Platform performance varied significantly, with **PS2**, **Xbox 360**, **PS3**, and **Wii** dominating total sales, especially between **1998** and **2013**. **Post-2013**, **Xbox One**, **PS4** led the market, while older platforms like **PS2** and **PSP** experienced sharp declines. Handheld platforms like **3DO**, and **PCFX** struggled to achieve meaningful sales, underscoring the dominance of major brands like **Sony**, **Microsoft**, and **Nintendo**.
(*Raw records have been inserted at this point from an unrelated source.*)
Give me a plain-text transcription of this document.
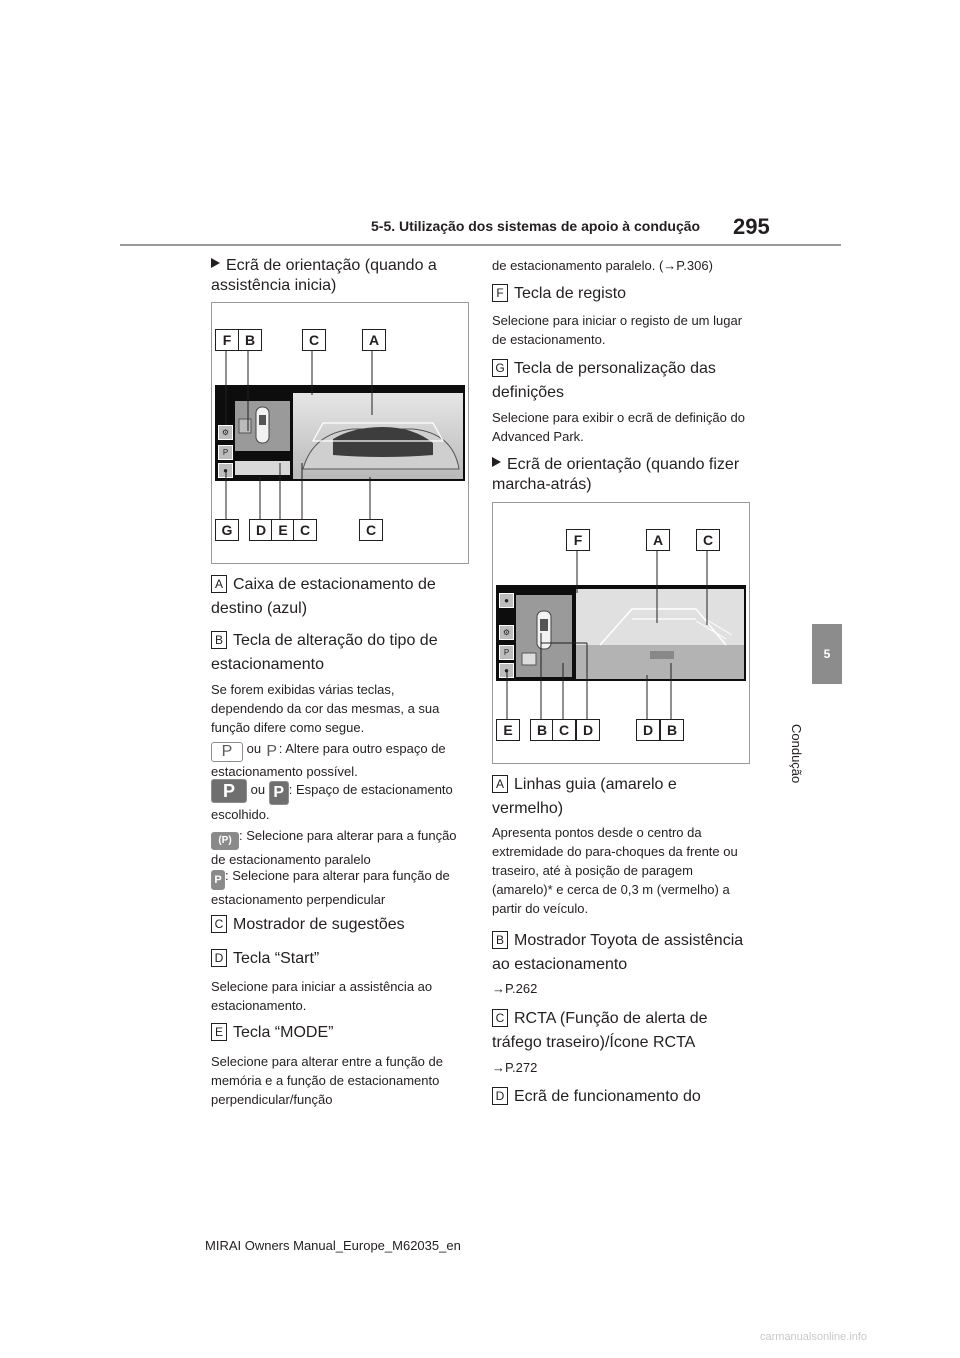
5-5. Utilização dos sistemas de apoio à condução 295
5
Condução
Ecrã de orientação (quando a assistência inicia)
⚙
P
●
F B	C	A
G	D E C	C
A Caixa de estacionamento de destino (azul)
B Tecla de alteração do tipo de estacionamento
Se forem exibidas várias teclas, dependendo da cor das mesmas, a sua função difere como segue.
P ou P : Altere para outro espaço de estacionamento possível.
P ou P : Espaço de estacionamento escolhido.
(P) : Selecione para alterar para a função de estacionamento paralelo
P : Selecione para alterar para função de estacionamento perpendicular
C Mostrador de sugestões
D Tecla “Start”
Selecione para iniciar a assistência ao estacionamento.
E Tecla “MODE”
Selecione para alterar entre a função de memória e a função de estacionamento perpendicular/função
de estacionamento paralelo. (→P.306)
F Tecla de registo
Selecione para iniciar o registo de um lugar de estacionamento.
G Tecla de personalização das definições
Selecione para exibir o ecrã de definição do Advanced Park.
Ecrã de orientação (quando fizer marcha-atrás)
●
⚙
P
●
F	A	C
E	B C D	D B
A Linhas guia (amarelo e vermelho)
Apresenta pontos desde o centro da extremidade do para-choques da frente ou traseiro, até à posição de paragem (amarelo)* e cerca de 0,3 m (vermelho) a partir do veículo.
B Mostrador Toyota de assistência ao estacionamento
→P.262
C RCTA (Função de alerta de tráfego traseiro)/Ícone RCTA
→P.272
D Ecrã de funcionamento do
MIRAI Owners Manual_Europe_M62035_en
carmanualsonline.info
Sales trends also show that in all regions **Action**, **Shooter**, and **Sports** genres were the most profitable, while **Strategy** and **Puzzle** genres had the lowest sales. Critic Reviews have a weak positive impact on sales **(correlation: 0.35)**, while User Scores have almost no influence **(correlation: -0.01)**. Across all regions, platforms like **PS** demonstrated higher sales for multi-platform games compared to **XOne**, which showed moderate performance.

Games rated **E** and **M** dominate sales across regions, reflecting a balance between broad audience appeal and mature content demand. **T** and **E10+** contribute moderately. However, the high **Unknown** rating indicates incomplete data or a different rating systems.